The Role of Saliva Antibodies and White Blood Cells
The research team discovered that a specific combination of factors – saliva-based IgA antibodies coupled with white blood cell counts – created a distinct signature differentiating the two groups. This finding is significant, as prior research has indicated altered mucosal immunity in individuals living with HIV, and how We see impacted over both the short and long term. “We were able to reveal that saliva-based antibodies, particularly a type of antibody in the saliva called IgA, coupled with white blood cells, which have long been known to be associated with HIV status, create the signature difference between the two groups,” Korosec stated.
Individual Variability and Personalized Approaches
Professor Jane Heffernan, whose research at York University focuses on infectious disease modelling, emphasized the complexity of the immune response. “The immune response is very, very complicated,” she explained. “Sometimes something can act as an inhibitor of an arm of the immune response, but in other times it might be an activator. There is also a lot of individual variability among people with similar immune system status.” The study highlighted the importance of accounting for this variability when developing vaccination strategies.
The researchers identified subgroups within the HIV-positive cohort, further underscoring the require for personalized approaches. Using machine learning, mechanistic modelling, and “virtual patients,” they aim to uncover vital differences not only between groups but also among individuals, even considering immune components not directly measured in the data. This approach, Heffernan explained, is like “trying to discover the needle in a haystack, but with a clearer path to finding it.”
This research was supported by the National Research Council of Canada (NRC)-Fields Mathematical Sciences Collaboration Centre, the National Sciences and Engineering and Research Council of Canada, and Artificial Intelligence for Public Health (AI4PH). Korosec collaborated with researchers from the University of Toronto, St. Michael’s Hospital, Pennsylvania State University, and the NRC Digital Technologies Research Centre.

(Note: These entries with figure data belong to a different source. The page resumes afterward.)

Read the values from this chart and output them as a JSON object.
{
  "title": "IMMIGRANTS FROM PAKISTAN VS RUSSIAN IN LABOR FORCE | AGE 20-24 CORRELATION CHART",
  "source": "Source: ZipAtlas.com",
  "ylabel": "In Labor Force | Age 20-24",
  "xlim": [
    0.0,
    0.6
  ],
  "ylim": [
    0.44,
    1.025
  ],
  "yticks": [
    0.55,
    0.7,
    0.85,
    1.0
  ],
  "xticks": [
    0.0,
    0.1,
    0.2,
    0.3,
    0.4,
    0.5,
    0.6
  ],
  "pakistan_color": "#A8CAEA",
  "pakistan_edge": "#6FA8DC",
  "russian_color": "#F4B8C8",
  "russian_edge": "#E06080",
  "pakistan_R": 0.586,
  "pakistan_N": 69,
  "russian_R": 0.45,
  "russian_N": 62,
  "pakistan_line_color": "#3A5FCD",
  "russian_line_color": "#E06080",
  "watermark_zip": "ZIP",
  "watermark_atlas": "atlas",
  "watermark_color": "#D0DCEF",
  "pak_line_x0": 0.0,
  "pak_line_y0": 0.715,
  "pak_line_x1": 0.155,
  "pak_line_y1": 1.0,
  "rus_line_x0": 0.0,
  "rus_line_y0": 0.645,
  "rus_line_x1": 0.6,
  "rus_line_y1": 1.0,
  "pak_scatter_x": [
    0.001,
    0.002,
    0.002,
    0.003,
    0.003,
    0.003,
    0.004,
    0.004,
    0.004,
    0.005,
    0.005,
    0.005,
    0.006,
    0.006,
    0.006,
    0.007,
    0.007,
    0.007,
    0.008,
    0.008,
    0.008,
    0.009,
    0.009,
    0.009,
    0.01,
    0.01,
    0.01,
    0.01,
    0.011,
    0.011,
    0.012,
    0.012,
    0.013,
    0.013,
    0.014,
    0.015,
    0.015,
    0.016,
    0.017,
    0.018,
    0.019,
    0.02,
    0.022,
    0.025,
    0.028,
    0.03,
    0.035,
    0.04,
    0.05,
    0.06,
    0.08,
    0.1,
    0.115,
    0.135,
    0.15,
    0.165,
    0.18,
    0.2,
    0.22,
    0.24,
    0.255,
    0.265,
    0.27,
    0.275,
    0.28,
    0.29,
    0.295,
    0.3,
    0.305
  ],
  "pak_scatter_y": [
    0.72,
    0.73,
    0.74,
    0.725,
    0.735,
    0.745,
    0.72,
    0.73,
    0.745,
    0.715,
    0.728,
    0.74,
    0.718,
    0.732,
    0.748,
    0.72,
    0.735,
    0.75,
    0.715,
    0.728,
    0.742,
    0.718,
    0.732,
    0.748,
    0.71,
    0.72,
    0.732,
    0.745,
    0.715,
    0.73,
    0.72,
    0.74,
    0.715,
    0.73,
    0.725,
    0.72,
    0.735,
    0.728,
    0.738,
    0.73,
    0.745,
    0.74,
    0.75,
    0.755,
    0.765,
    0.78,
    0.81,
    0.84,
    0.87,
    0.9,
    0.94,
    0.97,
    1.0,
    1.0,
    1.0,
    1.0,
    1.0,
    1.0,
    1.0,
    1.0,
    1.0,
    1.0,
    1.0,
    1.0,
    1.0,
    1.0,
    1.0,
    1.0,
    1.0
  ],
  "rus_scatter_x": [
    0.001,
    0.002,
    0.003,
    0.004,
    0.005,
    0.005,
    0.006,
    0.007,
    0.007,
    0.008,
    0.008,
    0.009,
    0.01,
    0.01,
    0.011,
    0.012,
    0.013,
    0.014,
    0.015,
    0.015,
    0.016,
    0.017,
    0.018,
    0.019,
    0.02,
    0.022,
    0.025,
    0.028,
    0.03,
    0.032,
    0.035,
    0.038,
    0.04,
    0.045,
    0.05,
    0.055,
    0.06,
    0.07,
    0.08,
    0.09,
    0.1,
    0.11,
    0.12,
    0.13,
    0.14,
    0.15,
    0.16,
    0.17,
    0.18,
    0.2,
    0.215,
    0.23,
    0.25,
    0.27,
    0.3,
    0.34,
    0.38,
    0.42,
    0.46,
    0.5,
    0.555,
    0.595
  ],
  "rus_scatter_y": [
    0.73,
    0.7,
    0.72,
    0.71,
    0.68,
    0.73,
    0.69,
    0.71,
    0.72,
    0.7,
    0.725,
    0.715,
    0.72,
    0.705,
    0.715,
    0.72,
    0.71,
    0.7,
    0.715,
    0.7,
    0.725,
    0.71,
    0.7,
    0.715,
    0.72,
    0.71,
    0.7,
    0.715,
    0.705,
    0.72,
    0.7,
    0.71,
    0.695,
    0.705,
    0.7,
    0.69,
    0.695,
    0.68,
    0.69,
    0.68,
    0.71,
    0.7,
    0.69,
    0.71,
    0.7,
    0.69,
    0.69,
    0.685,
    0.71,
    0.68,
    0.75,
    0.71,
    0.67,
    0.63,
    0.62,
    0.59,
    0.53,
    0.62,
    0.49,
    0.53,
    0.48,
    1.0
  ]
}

Looking ahead, this study offers a crucial foundation for refining vaccination strategies, particularly for individuals with compromised immune systems. Further research will focus on understanding the long-term maintenance of antibodies and the factors driving the observed variations in immune responses. As Korosec concluded, “This study moves us closer to understanding immune diversity in people living with HIV; how their responses compare to age-matched controls, how well antibodies are maintained over time, and why some individuals show strikingly different patterns.”
This research offers a promising step towards more effective and personalized vaccine interventions. Share your thoughts on the potential of AI in public health in the comments below.
Disclaimer: This article provides informational content and should not be considered medical advice. Consult with a qualified healthcare professional for any health concerns or before making any decisions related to your health or treatment.